My ultimate goal is to find malignant cells within all epithelial cells in scRNA-seq data using CONICS algorithm. This method finds large-scale CNVs in each cell based on whole exome sequencing (WES) data. While I work a lot with scRNA-seq data, I have never analyzed WES data. I have matching WES bam files for each sample in scRNA-seq. According to CONICS tutorial, I should use region information from WES with start, end positions and length in each chromosome. They didn't include any WES examples in their tutorials. In absence of WES, they recommend using chromosome position data of the following format:
Idf Chrom Start End Length
1 1 0 248956422 122026459
2 2 0 242193529 92188145
3 3 0 198295559 90772458
4 4 0 190214555 49712061
5 5 0 181538259 46485900
6 6 0 170805979 58553888
7 7 0 159345973 58169653
8 8 0 145138636 44033744
9 9 0 138394717 43389635
10 10 0 133797422 39686682
11 11 0 135086622 51078348
12 12 0 133275309 34769407
13 13 0 114364328 16000000
14 14 0 107043718 16000000
15 15 0 101991189 17083673
16 16 0 90338345 36311158
17 17 0 83257441 22813679
18 18 0 80373285 15460899
19 19 0 58617616 24498980
20 20 0 64444167 26436232
21 21 0 46709983 10864560
22 22 0 50818468 12954788
How can I find that kind of data from WES?
fixed it. thank you!
You can get chromosome sizes for the genome you are working with from reference. See --> chrom.sizes computed locally
thank you. How do I find start and end positions?
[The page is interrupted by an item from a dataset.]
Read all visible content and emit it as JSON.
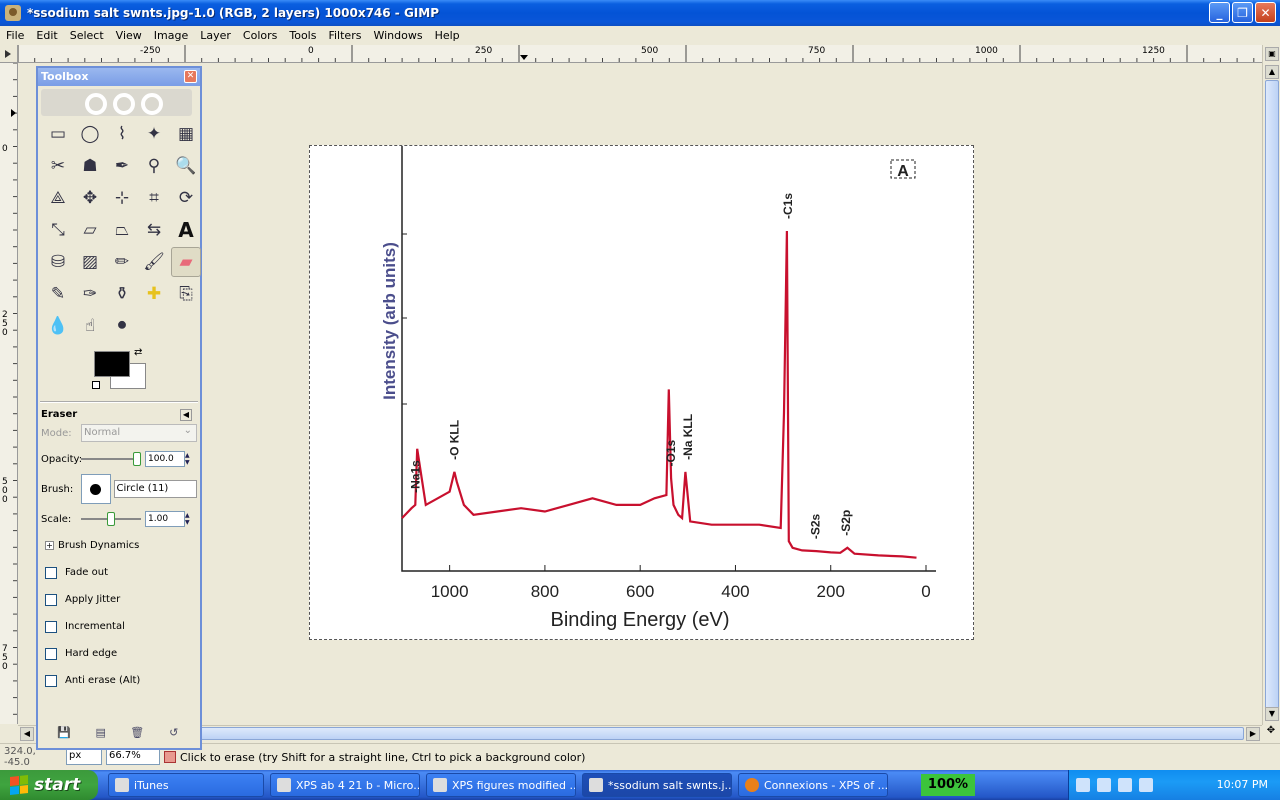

Start can be 0 (or 1 if you are using 1 based indexing) and end would be the length of the chromosome. Check what CONICS needs.
In their chromosome position file which I copied in my question the end and length do not match. For CONICS I need a list of regions that have evidence for genomic copy number alterations (derived from exome-seq). How do I obtain those regions' positions from WES bam files?